Many people are concerned about the rising costs of living. One of those costs can be the cost of medical care. Often, but not always, cost and value align (so something that costs more is worth more and is of higher quality, and vice versa).
General Practice in Australia is both efficient and excellent with nearly 90% of Australians seeing a GP at least once a year and this delivering world leading outcomes at a good price. Still, the Medicare Rebate for patients has not kept up with the rising costs of providing medical care and running a medical practice and so out of pocket costs have gone up for patients.
Patients Medicare rebates are set by politicians, an increasing number of whom are lawyers. Lawyers often point to pro bono services they provide for the poor and disadvantaged and here we come to the first thing you probably didn’t know:
“Pro bono” comes from the Latin phrase “pro bono publico” which means “for the public good”. In the legal context it generally means the provision of legal services on a free or significantly reduced fee basis.
Now for the second thing you probably didn’t know:
Almost every GP in Australia is providing pro bono work on a daily basis when they bulk bill patients.
The patients Medicare rebate, which a GP accepts as full payment for professional services if bulk billing, is less than half the recommended professional fee for most GP services.
An election is coming. Let your politician know that your health shouldn’t depend on pro bono work from your GP.
It’s your Medicare Rebate.
You deserve better.
You know it. Make them know it too.
Contact them below
Let me explain but it will be a long post.
1. Medicare is like an private health insurance provider. In this case Medicare is the insurance provider for all citizens. Like private health insurance companies when you use your dental benefits they only cover a certain amount (usually a pittance) and that is why you have to pay a gap to the dentist even with private cover. This is the same with Medicare. the rebate you get back for a GP consultation is a pittance hence the gaps.
2. The blame lies with the federal government. If the medicare rebate given to you went up with inflation alone from the time of its inception the rebate you would get would be around $80. It is currently $38. It is less than half what it should be. Think about this. Imagine if your wages did not even go up with inflation every year and as a result all bills go up but you wage is less than half what it should be. It is not sustainable in the long term. As a result it is almost impossible to bulk bill because if you do then you have to push 5 minute medicine which becomes a rush, conditions can be missed etc.

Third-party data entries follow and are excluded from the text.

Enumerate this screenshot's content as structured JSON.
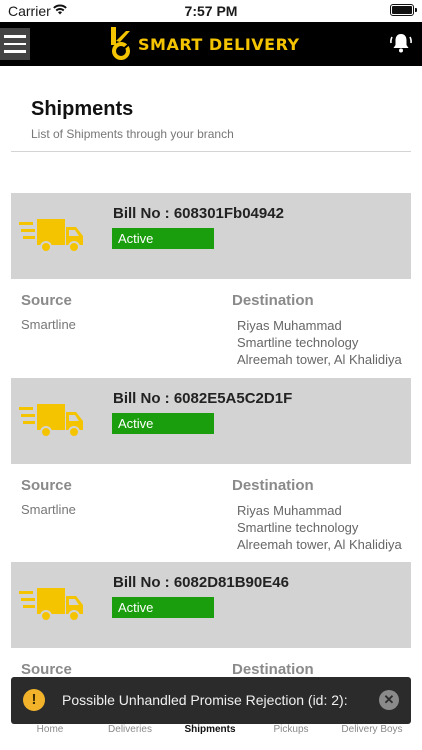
{
  "status_bar": {
    "carrier": "Carrier",
    "time": "7:57 PM"
  },
  "header": {
    "brand": "SMART DELIVERY",
    "icons": [
      "menu-icon",
      "logo",
      "bell-icon"
    ],
    "brand_color": "#f5c400"
  },
  "page": {
    "title": "Shipments",
    "subtitle": "List of Shipments through your branch"
  },
  "labels": {
    "source": "Source",
    "destination": "Destination"
  },
  "shipments": [
    {
      "bill": "Bill No : 608301Fb04942",
      "status": "Active",
      "source": "Smartline",
      "destination": [
        "Riyas Muhammad",
        "Smartline technology",
        "Alreemah tower, Al Khalidiya"
      ]
    },
    {
      "bill": "Bill No : 6082E5A5C2D1F",
      "status": "Active",
      "source": "Smartline",
      "destination": [
        "Riyas Muhammad",
        "Smartline technology",
        "Alreemah tower, Al Khalidiya"
      ]
    },
    {
      "bill": "Bill No : 6082D81B90E46",
      "status": "Active",
      "source": "",
      "destination": []
    }
  ],
  "toast": {
    "message": "Possible Unhandled Promise Rejection (id: 2):",
    "icon": "!"
  },
  "tabs": [
    {
      "label": "Home",
      "active": false
    },
    {
      "label": "Deliveries",
      "active": false
    },
    {
      "label": "Shipments",
      "active": true
    },
    {
      "label": "Pickups",
      "active": false
    },
    {
      "label": "Delivery Boys",
      "active": false
    }
  ],
  "colors": {
    "active_badge": "#1a9e0d",
    "truck": "#f5c400",
    "card_header": "#d3d3d3",
    "toast_bg": "#2b2b2b"
  }
}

3. The bills for the GP continue to mount with time as the wage stays the same. The receptionists’ wages, practice managers, utility bills, equipment, rent etc does not stay stagnant like the medicare rebates. They go up every year with inflation. Indemnity insurance also goes up every year. So if a GP sees, lets say, 5000 patients per year He will make less and less money for seeing those people with every passing year as his expenses go up.
4. The government puffs its chest out and says that it will build up more hospitals to reduce waiting times and improve services. Meanwhile they continue to ignore primary care. Does anyone know the cost of a patient being seen in emergency for any condition? By the time the receptionist sees you, the triage nurse. sees you, the nurse inside sees you, the junior doctor sees you who then runs your case by the senior doctor, the investigations that may need to be done – the cost of 1 patient (assuming nothing major is needed) is around $700 per patient. If the government put up your medicare rebate up to see your GP, there would be more bulk billing, more people seeing their GP, less people in the Emergency Dept and a massive amount of money saved for the government.
Now this makes sense to the majority of people, so you might ask why is it that the government does not implement this? Well the answer is that a politician saying “we are going to increase the medicare rebate for GP’s” does not win them anywhere near as many votes as saying “we are going to build X number of new hospitals”.
The onus is one everyone of us to raise this with our local members, to. shift the way thinking is done by the politicians and that there is a pretty easy way to increase medicare rebates to enable bulk billing all the while reducing the cost to health care.